To clarify, the given values are indeed, a = 3, r = 0.6, and n = 5.

To calculate the distance covered during each bounce, we can use the formula for the sum of a geometric series:

S = a * (1 - r^n) / (1 - r)

Let's plug in the values:

a = 3
r = 0.6
n = 5

S = 3 * (1 - 0.6^5) / (1 - 0.6)

Simplifying this expression:

S = 3 * (1 - 0.07776) / (1 - 0.6)
= 3 * 0.92224 / 0.4
= 6.96672 / 0.4
= 17.4168

Therefore, the total distance traveled by the ball when it hits the ground for the fifth time is approximately 17.42 meters.

It seems there may be a confusion regarding the values given elsewhere. However, based on the information you provided, the value for a is indeed 3, and you do not need to subtract 3 from the final answer.

To solve this problem, we need to find the total distance traveled by the ball when it hits the ground for the fifth time. Let's break down the process step by step:

1. Identify the pattern: The problem states that at the top of each bounce, the ball reaches 60% of its previous height. This means that the ball's height decreases by 40% each time it bounces back up.

2. Calculate the ball's height at each bounce:
- On the first bounce, the ball reaches 60% of its initial height (3m). So, the height after the first bounce is 0.6 * 3 = 1.8m.
- On the second bounce, the ball reaches 60% of its height after the first bounce (1.8m). So, the height after the second bounce is 0.6 * 1.8 = 1.08m.
- Continue this pattern for each bounce until the fifth one.

3. Find the total distance traveled: The total distance traveled by the ball is the sum of all the up and down movements, including the initial drop. Each up and down movement covers twice the height change.
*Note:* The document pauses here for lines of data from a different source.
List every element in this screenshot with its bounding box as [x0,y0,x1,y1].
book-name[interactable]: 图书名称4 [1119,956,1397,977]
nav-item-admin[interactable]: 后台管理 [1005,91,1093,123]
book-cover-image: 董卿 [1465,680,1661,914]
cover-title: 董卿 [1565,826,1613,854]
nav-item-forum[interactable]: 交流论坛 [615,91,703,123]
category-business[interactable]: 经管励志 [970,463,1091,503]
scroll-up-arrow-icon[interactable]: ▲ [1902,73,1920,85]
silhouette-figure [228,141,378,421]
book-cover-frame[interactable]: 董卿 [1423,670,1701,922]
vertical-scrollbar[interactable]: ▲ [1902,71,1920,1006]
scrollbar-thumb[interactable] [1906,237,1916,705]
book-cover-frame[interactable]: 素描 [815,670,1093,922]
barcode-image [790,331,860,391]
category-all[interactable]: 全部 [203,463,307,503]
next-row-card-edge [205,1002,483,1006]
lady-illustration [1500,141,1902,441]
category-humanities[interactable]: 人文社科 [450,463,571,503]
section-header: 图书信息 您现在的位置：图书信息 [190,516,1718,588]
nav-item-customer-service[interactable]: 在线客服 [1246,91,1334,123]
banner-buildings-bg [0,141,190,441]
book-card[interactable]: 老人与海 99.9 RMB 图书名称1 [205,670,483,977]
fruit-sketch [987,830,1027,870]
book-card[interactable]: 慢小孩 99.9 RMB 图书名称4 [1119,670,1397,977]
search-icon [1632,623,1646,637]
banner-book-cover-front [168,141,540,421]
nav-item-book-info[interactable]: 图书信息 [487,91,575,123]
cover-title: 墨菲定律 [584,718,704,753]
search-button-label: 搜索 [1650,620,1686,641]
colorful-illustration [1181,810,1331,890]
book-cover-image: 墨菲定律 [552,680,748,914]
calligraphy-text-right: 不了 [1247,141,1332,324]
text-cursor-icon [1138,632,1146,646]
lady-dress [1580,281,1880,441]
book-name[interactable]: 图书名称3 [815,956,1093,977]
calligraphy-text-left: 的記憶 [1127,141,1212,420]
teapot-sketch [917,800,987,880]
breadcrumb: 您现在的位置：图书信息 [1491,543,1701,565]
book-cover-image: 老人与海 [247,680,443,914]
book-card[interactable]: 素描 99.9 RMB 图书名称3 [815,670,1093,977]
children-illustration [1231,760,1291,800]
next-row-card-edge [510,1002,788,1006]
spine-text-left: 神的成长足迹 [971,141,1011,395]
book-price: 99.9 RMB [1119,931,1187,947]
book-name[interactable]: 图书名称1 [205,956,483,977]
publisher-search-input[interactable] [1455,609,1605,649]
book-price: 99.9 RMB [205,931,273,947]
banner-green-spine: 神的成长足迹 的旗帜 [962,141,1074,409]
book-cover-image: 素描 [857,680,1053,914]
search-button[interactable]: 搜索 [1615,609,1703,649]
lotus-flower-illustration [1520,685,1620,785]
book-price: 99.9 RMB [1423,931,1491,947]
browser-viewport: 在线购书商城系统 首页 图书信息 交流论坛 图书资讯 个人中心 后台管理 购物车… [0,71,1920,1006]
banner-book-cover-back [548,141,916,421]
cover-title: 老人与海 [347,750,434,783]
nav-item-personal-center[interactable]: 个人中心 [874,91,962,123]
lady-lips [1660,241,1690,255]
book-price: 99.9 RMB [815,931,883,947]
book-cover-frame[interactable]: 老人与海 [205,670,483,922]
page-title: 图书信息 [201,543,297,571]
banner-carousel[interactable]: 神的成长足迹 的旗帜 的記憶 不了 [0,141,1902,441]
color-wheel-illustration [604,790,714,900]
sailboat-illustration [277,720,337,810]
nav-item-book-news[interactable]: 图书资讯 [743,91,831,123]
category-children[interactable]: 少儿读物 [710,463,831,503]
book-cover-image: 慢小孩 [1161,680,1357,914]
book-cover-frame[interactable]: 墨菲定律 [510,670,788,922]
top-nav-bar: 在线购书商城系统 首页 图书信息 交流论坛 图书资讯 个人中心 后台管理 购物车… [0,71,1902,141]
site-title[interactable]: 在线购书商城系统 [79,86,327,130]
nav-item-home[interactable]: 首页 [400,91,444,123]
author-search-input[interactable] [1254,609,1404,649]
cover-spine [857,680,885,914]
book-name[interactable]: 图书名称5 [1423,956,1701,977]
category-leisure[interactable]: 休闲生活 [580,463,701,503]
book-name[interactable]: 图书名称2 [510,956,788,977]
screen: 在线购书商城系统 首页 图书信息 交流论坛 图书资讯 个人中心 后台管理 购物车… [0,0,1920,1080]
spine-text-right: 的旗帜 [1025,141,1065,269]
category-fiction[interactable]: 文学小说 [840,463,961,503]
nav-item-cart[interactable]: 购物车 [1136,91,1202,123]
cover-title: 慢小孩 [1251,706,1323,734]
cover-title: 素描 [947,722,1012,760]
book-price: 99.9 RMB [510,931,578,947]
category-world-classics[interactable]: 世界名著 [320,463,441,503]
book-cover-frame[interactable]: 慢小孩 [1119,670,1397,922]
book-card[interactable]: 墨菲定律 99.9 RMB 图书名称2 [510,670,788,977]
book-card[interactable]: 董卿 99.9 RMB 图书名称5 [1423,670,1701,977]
Let's calculate the total distance:

- The initial drop is 3m.
- The first up and down movement is 2 * (3m - 1.8m) = 2 * 1.2m = 2.4m.
- The second up and down movement is 2 * (1.8m - 1.08m) = 2 * 0.72m = 1.44m.
- Continue this calculation for each up and down movement until the fifth one.

Adding up these distances for the five up and down movements, we get:
3m + 2.4m + 1.44m + ... (keep going for the remaining up and down movements)

Now, the tricky part is to find the formula for the sum of this geometric series. The formula is:

Sum = a * (1 - r^n) / (1 - r)

In this formula:
- a represents the first term of the series, which is the height of the initial drop (3m).
- r represents the common ratio between the terms of the series (0.6).
- n represents the number of terms in the series (5).

Plugging in the values, we have:
Sum = 3 * (1 - 0.6^5) / (1 - 0.6)

Now, let's calculate the sum. Substitute the values and perform the calculations:

Sum = 3 * (1 - 0.07776) / (0.4)
= 3 * 0.92224 / 0.4
= 6.96768 / 0.4
= 17.4192 meters (rounded to four decimal places)

So, the total distance traveled by the ball when it hits the ground for the fifth time is approximately 17.4192 meters.